The largest component, Required Local Effort, was reduced this year from 4.633 mills to 4.108 mills, a drop of nearly 13 percent.

The district must levy the RLE to receive state funding.

Lawmakers also set the discretionary spending component, equal for all districts, at .748 mills.

The school board has sway only over the Local Capital Improvement (LCI), or millage for bricks-and-mortar dollars.

The board chose to maintain the same LCI millage, .680, which is less than half what the district is legally allowed to levy, which is 1.5 mills.

Since voters approved an additional one mill operating levy the board has pledged to leave one mill of LCI on the table.

The past two years, with growing infrastructure needs, are the first the district has moved ever so slightly above the half mill.

The district’s LCI remains one of the lowest, it not the lowest, in the state.
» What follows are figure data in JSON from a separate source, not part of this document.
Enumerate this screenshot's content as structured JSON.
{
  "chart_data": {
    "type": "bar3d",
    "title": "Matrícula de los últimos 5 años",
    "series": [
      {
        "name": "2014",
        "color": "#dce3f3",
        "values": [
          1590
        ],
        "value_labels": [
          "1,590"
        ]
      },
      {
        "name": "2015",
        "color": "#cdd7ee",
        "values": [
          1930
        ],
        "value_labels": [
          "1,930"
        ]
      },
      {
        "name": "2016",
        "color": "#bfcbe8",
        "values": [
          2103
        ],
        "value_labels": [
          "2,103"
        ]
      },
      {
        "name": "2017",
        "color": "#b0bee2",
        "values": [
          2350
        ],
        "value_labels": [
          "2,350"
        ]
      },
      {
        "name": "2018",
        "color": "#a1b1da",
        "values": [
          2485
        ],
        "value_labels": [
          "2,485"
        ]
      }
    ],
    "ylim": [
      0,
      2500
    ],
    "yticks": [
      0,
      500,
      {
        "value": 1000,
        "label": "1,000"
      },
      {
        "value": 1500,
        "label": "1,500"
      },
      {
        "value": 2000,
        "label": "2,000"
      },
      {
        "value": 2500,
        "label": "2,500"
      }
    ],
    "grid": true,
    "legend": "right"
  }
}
“We held (LCI) millage to the same as previous years and the state actually cut theirs (RLE),” Norton said of the overall millage reduction.

The major items for the LCI dollars include new gym lights and lunch room ovens at Wewahitchka Jr./Sr. High School, basketball goals at Port St. Joe Jr./Sr. High School, enclosing the playground area at Wewahitchka Elementary School, and one new bus.

Construction on the covered playground area is underway and should be completed before the winter break.

While the budget, after some initial concerns over legislation coming out of Tallahassee, fell together this year, Norton expressed concern about next year.

Much of the movement on education during the legislative session was troubling for public school systems and particulary for rural school systems.

A later special session caused local districts to not even know budget numbers until weeks after the fiscal year began.

And though deals worked out among state leaders assuaged much of the potential pain which might have been inflicted in this year’s budget, next year, Norton said, is an unknown.

“Without legislative help, we know we’re facing a three-quarters of a million dollar shortfall for next year,” Norton said.

Another troubling development for the district, which could impact spending, is the enrollment projection for the school year, which is a base number for crafting the FEFP in Tallahassee.

During the summer, the district was struggling nearly 60 students behind, though that distance was closing as the school year opened up.

The first official student count comes next month.